6 Jan 2026, Tue

At what rate India’s GDP will grow in the financial year 2026-27, know the prediction of India Ratings

Credit rating agency India Ratings and Research has estimated that India’s economic growth rate may be 6.9 percent in the financial year 2026-27. According to the agency, key structural reforms such as the Goods and Services Tax (GST) and income tax cuts, as well as various trade agreements, will boost economic activity and keep the economy largely insulated from global turmoil.

Devendra Kumar Pant, Chief Economist of India Ratings, said that the environment of high growth rate and low inflation will continue in the next financial year also. The agency estimates that the average retail inflation may be around 3.8 percent. He also said that a low-tariff India-US trade agreement can further boost gross domestic product (GDP) growth.

FTA promotes foreign investment

The agency has estimated real GDP growth at 7.4 percent and GDP growth at market prices at 9 percent based on the base year of 2011-12 for the current financial year.

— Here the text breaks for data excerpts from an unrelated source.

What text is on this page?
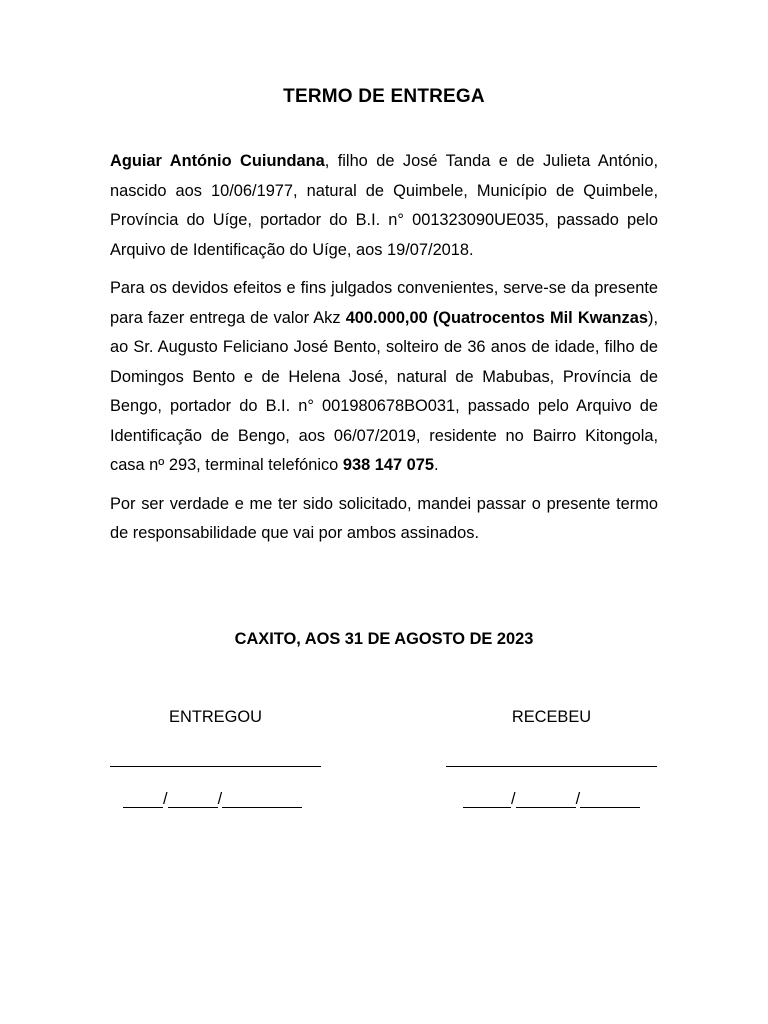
TERMO DE ENTREGA

Aguiar António Cuiundana, filho de José Tanda e de Julieta António, nascido aos 10/06/1977, natural de Quimbele, Município de Quimbele, Província do Uíge, portador do B.I. n° 001323090UE035, passado pelo Arquivo de Identificação do Uíge, aos 19/07/2018.

Para os devidos efeitos e fins julgados convenientes, serve-se da presente para fazer entrega de valor Akz 400.000,00 (Quatrocentos Mil Kwanzas), ao Sr. Augusto Feliciano José Bento, solteiro de 36 anos de idade, filho de Domingos Bento e de Helena José, natural de Mabubas, Província de Bengo, portador do B.I. n° 001980678BO031, passado pelo Arquivo de Identificação de Bengo, aos 06/07/2019, residente no Bairro Kitongola, casa nº 293, terminal telefónico 938 147 075.

Por ser verdade e me ter sido solicitado, mandei passar o presente termo de responsabilidade que vai por ambos assinados.

CAXITO, AOS 31 DE AGOSTO DE 2023
ENTREGOU	RECEBEU
/	/	/	/
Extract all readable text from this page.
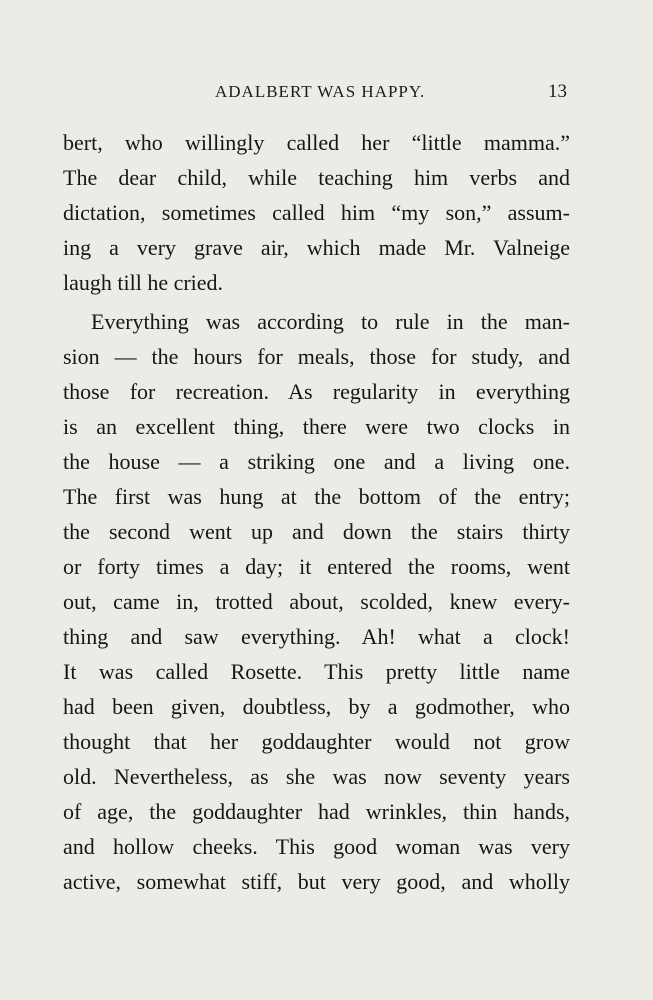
ADALBERT WAS HAPPY.	13
bert, who willingly called her “little mamma.”
The dear child, while teaching him verbs and
dictation, sometimes called him “my son,” assum-
ing a very grave air, which made Mr. Valneige
laugh till he cried.
Everything was according to rule in the man-
sion — the hours for meals, those for study, and
those for recreation. As regularity in everything
is an excellent thing, there were two clocks in
the house — a striking one and a living one.
The first was hung at the bottom of the entry;
the second went up and down the stairs thirty
or forty times a day; it entered the rooms, went
out, came in, trotted about, scolded, knew every-
thing and saw everything. Ah! what a clock!
It was called Rosette. This pretty little name
had been given, doubtless, by a godmother, who
thought that her goddaughter would not grow
old. Nevertheless, as she was now seventy years
of age, the goddaughter had wrinkles, thin hands,
and hollow cheeks. This good woman was very
active, somewhat stiff, but very good, and wholly
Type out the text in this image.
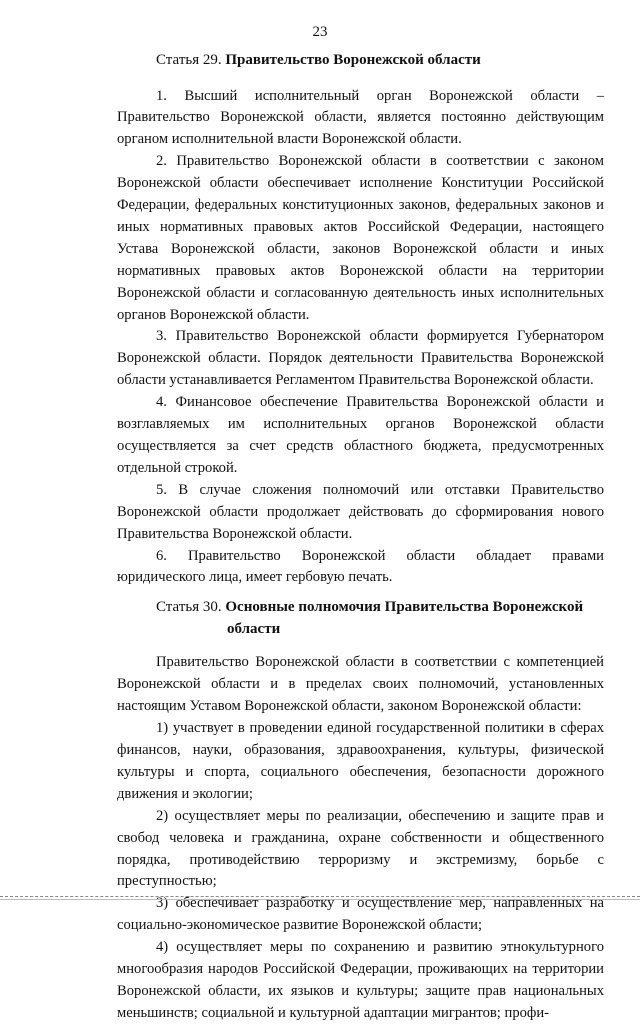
23
Статья 29. Правительство Воронежской области

1. Высший исполнительный орган Воронежской области – Правительство Воронежской области, является постоянно действующим органом исполнительной власти Воронежской области.

2. Правительство Воронежской области в соответствии с законом Воронежской области обеспечивает исполнение Конституции Российской Федерации, федеральных конституционных законов, федеральных законов и иных нормативных правовых актов Российской Федерации, настоящего Устава Воронежской области, законов Воронежской области и иных нормативных правовых актов Воронежской области на территории Воронежской области и согласованную деятельность иных исполнительных органов Воронежской области.

3. Правительство Воронежской области формируется Губернатором Воронежской области. Порядок деятельности Правительства Воронежской области устанавливается Регламентом Правительства Воронежской области.

4. Финансовое обеспечение Правительства Воронежской области и возглавляемых им исполнительных органов Воронежской области осуществляется за счет средств областного бюджета, предусмотренных отдельной строкой.

5. В случае сложения полномочий или отставки Правительство Воронежской области продолжает действовать до сформирования нового Правительства Воронежской области.

6. Правительство Воронежской области обладает правами юридического лица, имеет гербовую печать.

Статья 30. Основные полномочия Правительства Воронежской
области

Правительство Воронежской области в соответствии с компетенцией Воронежской области и в пределах своих полномочий, установленных настоящим Уставом Воронежской области, законом Воронежской области:

1) участвует в проведении единой государственной политики в сферах финансов, науки, образования, здравоохранения, культуры, физической культуры и спорта, социального обеспечения, безопасности дорожного движения и экологии;

2) осуществляет меры по реализации, обеспечению и защите прав и свобод человека и гражданина, охране собственности и общественного порядка, противодействию терроризму и экстремизму, борьбе с преступностью;

3) обеспечивает разработку и осуществление мер, направленных на социально-экономическое развитие Воронежской области;

4) осуществляет меры по сохранению и развитию этнокультурного многообразия народов Российской Федерации, проживающих на территории Воронежской области, их языков и культуры; защите прав национальных меньшинств; социальной и культурной адаптации мигрантов; профи-
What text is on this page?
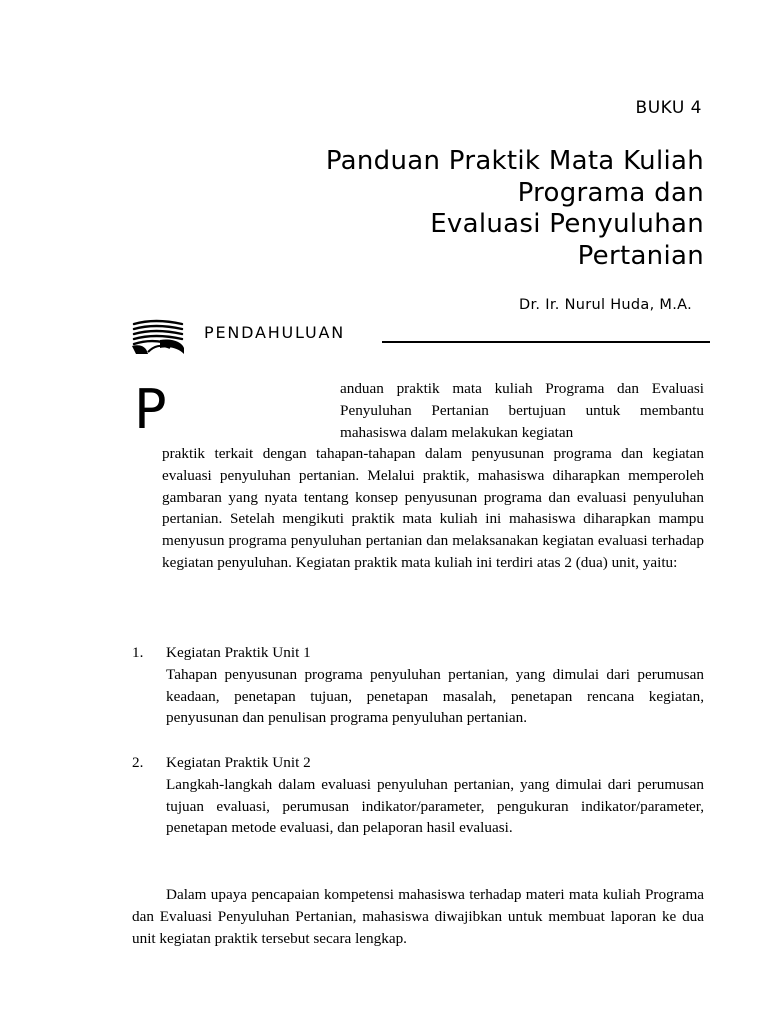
BUKU 4
Panduan Praktik Mata Kuliah
Programa dan
Evaluasi Penyuluhan
Pertanian
Dr. Ir. Nurul Huda, M.A.
PENDAHULUAN
P	anduan praktik mata kuliah Programa dan Evaluasi Penyuluhan Pertanian bertujuan untuk membantu mahasiswa dalam melakukan kegiatan

praktik terkait dengan tahapan-tahapan dalam penyusunan programa dan kegiatan evaluasi penyuluhan pertanian. Melalui praktik, mahasiswa diharapkan memperoleh gambaran yang nyata tentang konsep penyusunan programa dan evaluasi penyuluhan pertanian. Setelah mengikuti praktik mata kuliah ini mahasiswa diharapkan mampu menyusun programa penyuluhan pertanian dan melaksanakan kegiatan evaluasi terhadap kegiatan penyuluhan. Kegiatan praktik mata kuliah ini terdiri atas 2 (dua) unit, yaitu:

1. Kegiatan Praktik Unit 1

Tahapan penyusunan programa penyuluhan pertanian, yang dimulai dari perumusan keadaan, penetapan tujuan, penetapan masalah, penetapan rencana kegiatan, penyusunan dan penulisan programa penyuluhan pertanian.

2. Kegiatan Praktik Unit 2

Langkah-langkah dalam evaluasi penyuluhan pertanian, yang dimulai dari perumusan tujuan evaluasi, perumusan indikator/parameter, pengukuran indikator/parameter, penetapan metode evaluasi, dan pelaporan hasil evaluasi.

Dalam upaya pencapaian kompetensi mahasiswa terhadap materi mata kuliah Programa dan Evaluasi Penyuluhan Pertanian, mahasiswa diwajibkan untuk membuat laporan ke dua unit kegiatan praktik tersebut secara lengkap.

On the currency front, India Ratings expects the rupee to average 92.26 per dollar in FY 2026-27, weaker than the estimated 88.64 per dollar in the current fiscal year.

The agency says that the free trade agreements (FTAs) being made by the government with countries like New Zealand, Britain and Oman will promote foreign investment. This will not only increase foreign direct investment but will also help in keeping the current account deficit under control.

Pant said that rationalization of customs duty and allocation under the ‘Developed India-Ram-Ji Act’ could be among the major announcements in the Union Budget for 2026-27 to be presented on February 1. Along with this, the report of the 16th Finance Commission is also expected to be made public on February 1, in which the ratio of tax transfer between the Center and the states will be proposed for five years starting from April 1.

estimated revenue shortfall

According to India Ratings, there may be a reduction of about Rs 2 lakh crore in tax revenue in the current financial year. This is likely to be compensated through an increase in non-tax revenues and modest cuts in capital expenditure.

The agency said that according to the budget estimate, the fiscal deficit in the current financial year may be 4.4 percent, i.e. Rs 15.69 lakh crore. Although the deficit may increase in terms of amount in the Revised Estimates (RE), but as a percentage of GDP it may remain at 4.4 percent.